The assumption underlying this approach is that the same high standards apply to all products and all drug regulatory functions. But for countries where double standards are applied to regulatory requirements, and different sets of standards are applied to pharmaceutical products depending on whether they are marketed within the country or exported, this approach may mean that products of lower standard are accepted. The “trusted authority” system may also give some legal leeway for manufacturers exporting pharmaceutical products not registered in the country. In other words, the burden of drug evaluation is shifted to the importing country.
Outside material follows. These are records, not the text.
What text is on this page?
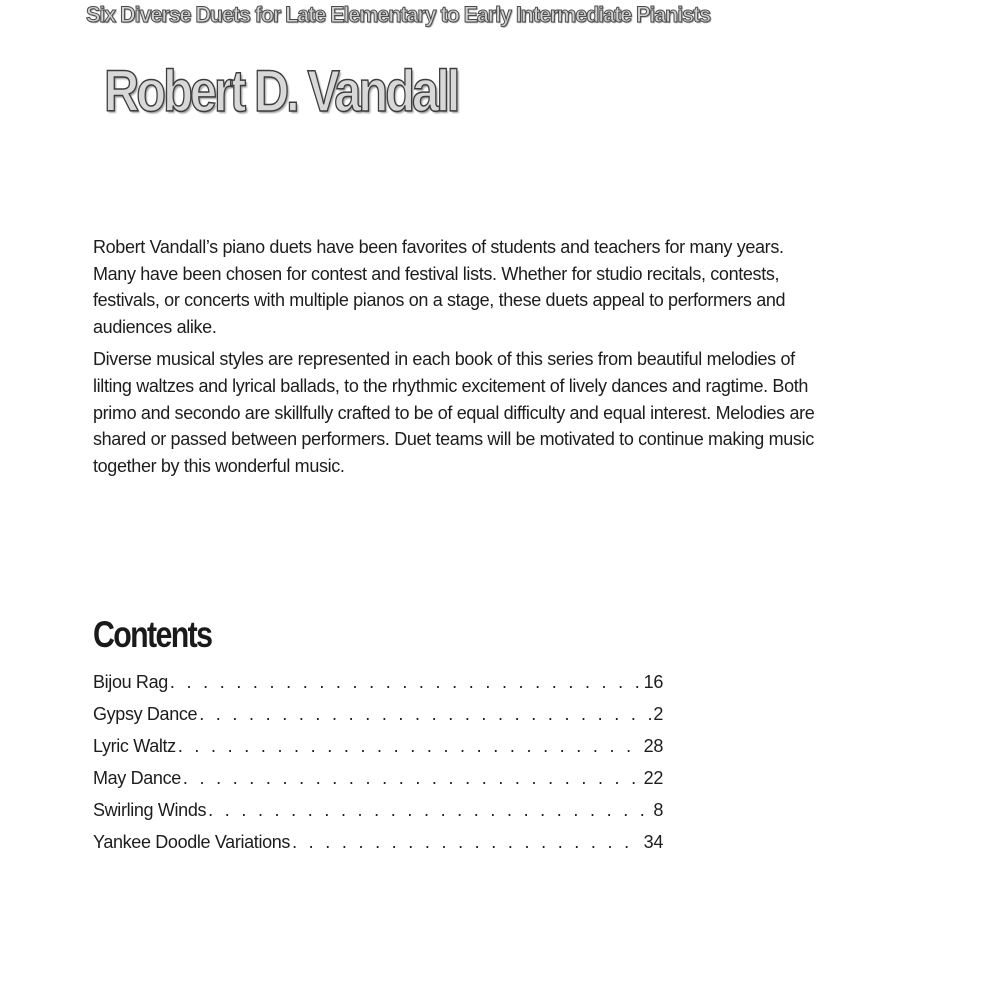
Six Diverse Duets for Late Elementary to Early Intermediate Pianists
Robert D. Vandall

Robert Vandall’s piano duets have been favorites of students and teachers for many years. Many have been chosen for contest and festival lists. Whether for studio recitals, contests, festivals, or concerts with multiple pianos on a stage, these duets appeal to performers and audiences alike.

Diverse musical styles are represented in each book of this series from beautiful melodies of lilting waltzes and lyrical ballads, to the rhythmic excitement of lively dances and ragtime. Both primo and secondo are skillfully crafted to be of equal difficulty and equal interest. Melodies are shared or passed between performers. Duet teams will be motivated to continue making music together by this wonderful music.

Contents
Bijou Rag . . .	16
Gypsy Dance . . .	2
Lyric Waltz . . .	28
May Dance . . .	22
Swirling Winds . . .	8
Yankee Doodle Variations . . .	34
• Prioritization and streamlining of work processes are used by the Australian TGA to enhance efficiency. Using this method, each product or facility is classified according to its “risk”. High-risk products or facilities receive a more intensive review. Thus prescription drugs are higher-risk than non-prescription drugs, and facilities for manufacturing sterile products are higher-risk than packaging facilities. Under this scheme, products and facilities classified as low-risk receive less intense scrutiny, freeing up human resources for high-risk targets.

• Job enlargement and job enrichment methods may also be employed. The multi-skilling approach used in Zimbabwe is one such strategy. The MCAZ streamlines its procedures and uses teamwork in the performance of drug regulatory functions. Staff are trained to handle multiple functions.